Juwita meneguk air putih yang telah disiapkan di mejanya sampai habis. "Ah, tapi kalian jangan sampai kemalemam juga. Maksimal jam sepuluh malam udah tutup. Kalau ada rombakan atau permintaan perubahan dikit dari klien, nanti kamu yang tangani, ya, Er. Kamu tahu, 'kan, bagaimana biasanya? Jangan lupa minta Bu Hartini untuk memantau gaun yang belum jadi, yang buat pameran kolaborasi itu."
Erika mengangguk. "Iya, Bu. Siap. Btw, terima kasih banyak, ya." Dia melambaikan beberapa lembaran merah yang tadi diberikan Juwita kepadanya.
Juwita mengibaskan tangannya sambil tersenyum sambil menyeringai, menggoda. "Hmmm, tadi bilang apa, cayang?" Dia malah mengeluarkan suara untuk mencandai Erika.
"Makacih, Ibu."
Mereka berdua tertawa. Terlalu lama bekerja bersama membuat selera humor mereka hampir sama. Juwita pun beranjak dari duduknya dan membawa tasnya. Senyumannya masih terpatri di wajahnya.

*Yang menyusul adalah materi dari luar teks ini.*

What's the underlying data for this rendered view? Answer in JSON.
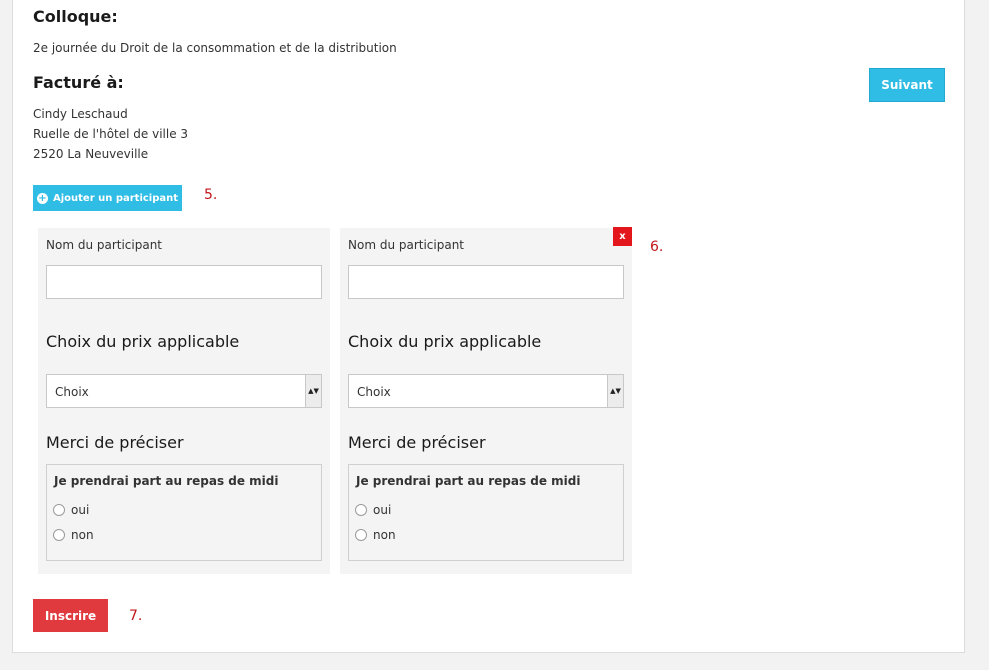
{
  "colloque": {
    "heading": "Colloque:",
    "title": "2e journée du Droit de la consommation et de la distribution"
  },
  "billing": {
    "heading": "Facturé à:",
    "name": "Cindy Leschaud",
    "street": "Ruelle de l'hôtel de ville 3",
    "city": "2520 La Neuveville"
  },
  "buttons": {
    "next_label": "Suivant",
    "add_participant_label": "Ajouter un participant",
    "close_label": "x",
    "submit_label": "Inscrire"
  },
  "annotations": {
    "add": "5.",
    "close": "6.",
    "submit": "7."
  },
  "participants": [
    {
      "name_label": "Nom du participant",
      "name_value": "",
      "price_title": "Choix du prix applicable",
      "price_selected": "Choix",
      "precise_title": "Merci de préciser",
      "question": "Je prendrai part au repas de midi",
      "options": [
        "oui",
        "non"
      ]
    },
    {
      "name_label": "Nom du participant",
      "name_value": "",
      "price_title": "Choix du prix applicable",
      "price_selected": "Choix",
      "precise_title": "Merci de préciser",
      "question": "Je prendrai part au repas de midi",
      "options": [
        "oui",
        "non"
      ]
    }
  ],
  "icons": {
    "add": "plus-circle-icon",
    "select": "select-arrows-icon",
    "close": "close-icon"
  },
  "colors": {
    "primary": "#2fbce5",
    "danger": "#e0393e",
    "annotation": "#c0161a"
  }
}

"Makasih banyak juga, ya." Dia menepuk pundak Erika dan berpamit pergi.
Tujuannya sekarang adalah ke rumah sakit. Meskipun sangat disibukkan dengan pekerjaannya, dia tidak lupa untuk pergi menjenguk Jamal untuk mengetahui keadaan pria itu.
Di perjalanan menuju rumah sakit, Juwita mampir ke restoran untuk membawakan beberapa makanan. Dia yakin pasti Jevano juga ada di sana untuk menjaga sang ayah. Melihat pemuda itu sangat sayang dan mau menghabiskan waktu untuk merawat orang tuanya, membuat dirinya tersentuh. Dia ingin berbagi kebahagian dengan Jevano, berharap juga bahwa pemuda tersebut tidak akan menolak pemberiannya.

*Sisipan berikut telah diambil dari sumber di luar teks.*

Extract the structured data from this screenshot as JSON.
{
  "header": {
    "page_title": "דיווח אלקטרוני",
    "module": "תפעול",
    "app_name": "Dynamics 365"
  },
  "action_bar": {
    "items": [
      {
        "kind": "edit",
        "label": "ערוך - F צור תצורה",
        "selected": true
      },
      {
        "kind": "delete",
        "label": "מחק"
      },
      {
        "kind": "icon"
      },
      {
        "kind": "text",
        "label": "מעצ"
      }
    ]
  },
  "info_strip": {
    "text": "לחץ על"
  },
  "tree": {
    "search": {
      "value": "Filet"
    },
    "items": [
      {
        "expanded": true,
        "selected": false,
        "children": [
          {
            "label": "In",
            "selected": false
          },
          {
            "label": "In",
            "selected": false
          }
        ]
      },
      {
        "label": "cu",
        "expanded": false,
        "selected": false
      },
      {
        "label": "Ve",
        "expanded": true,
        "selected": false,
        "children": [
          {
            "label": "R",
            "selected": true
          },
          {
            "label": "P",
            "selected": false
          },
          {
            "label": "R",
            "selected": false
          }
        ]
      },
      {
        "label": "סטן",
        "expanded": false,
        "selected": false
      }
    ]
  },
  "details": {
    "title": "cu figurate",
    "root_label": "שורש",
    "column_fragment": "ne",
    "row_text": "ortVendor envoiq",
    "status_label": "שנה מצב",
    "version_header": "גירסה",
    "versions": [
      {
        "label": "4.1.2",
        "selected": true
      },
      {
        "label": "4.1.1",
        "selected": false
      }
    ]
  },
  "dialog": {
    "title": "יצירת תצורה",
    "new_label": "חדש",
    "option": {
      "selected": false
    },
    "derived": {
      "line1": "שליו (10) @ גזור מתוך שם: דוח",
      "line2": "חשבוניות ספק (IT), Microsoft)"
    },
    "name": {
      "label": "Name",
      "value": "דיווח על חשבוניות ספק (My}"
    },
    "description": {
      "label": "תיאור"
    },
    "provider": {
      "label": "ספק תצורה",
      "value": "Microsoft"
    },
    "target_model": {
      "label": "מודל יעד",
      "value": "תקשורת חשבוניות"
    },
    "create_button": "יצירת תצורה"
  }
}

Omong-omong tentang Jamal, keadaan pria itu sudah membaik. Apa yang diprekdisikan dan didiagnosis oleh dokter Ari juga benar. Jamal terkena radang usus buntu. Dengan persetujuan yang telah disepakati oleh mereka tempo lalu, Jamal pun mendapatkan perawatan intensif. Dia dioperasi dua hari yang lalu dan sekarang kondisinya mulai pulih kembali.

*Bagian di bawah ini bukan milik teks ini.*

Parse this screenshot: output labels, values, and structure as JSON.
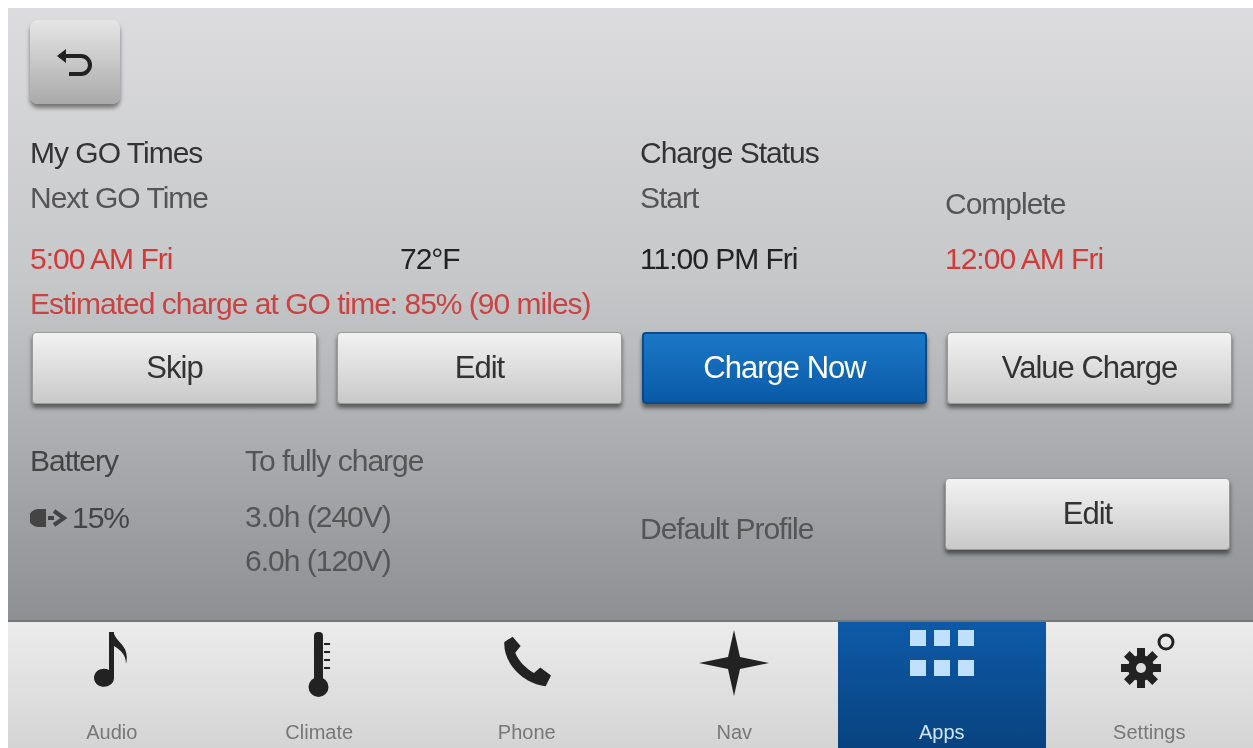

Juwita jadi teringat dengan perkataan Ari saat dia bertanya tentang keadaan Jamal. "Pak Jamal ini juga gizinya buruk, Kak. Aku mau tangani dia juga harus memedulikan kondisi tubuhnya."
Dengan antusias, Juwita langsung meminta Ari untuk melakukan yang terbaik. "Apa aja, pokoknya. Yang penting Pak Jamal kembali sehat wal afiyat. Utang budiku besar, Ri. Bayangin aja Mama Papaku kayak gimana kalau aku enggak ditolong sama Pak Jamal ini. Jadi, kalau emang butuh perawatan lebih lanjut lagi, berikan yang terbaik. Aku enggak main-main ini."
Kala itu Juwita ditemani oleh Hellen untuk berbicara dengan Ari.
Pria itu melirik ke Hellen, memberikan isyarat akan sesuatu. Hellen melotot dengan tatapan ancamannya. Ari tertawa, teringat dia berdebat dengan Hellen tentang menguras isi dompet Juwita. Dia tidak setega itu juga kali. Apalagi saat melihat betapa baiknya Juwita memberikan hartanya untuk membalas budi. Dia juga masih punya hati. Bahkan dia ikut memberikan kemurahan hatinya dan mengatakan kepada Juwita untuk membayar biaya operasi setengah saja.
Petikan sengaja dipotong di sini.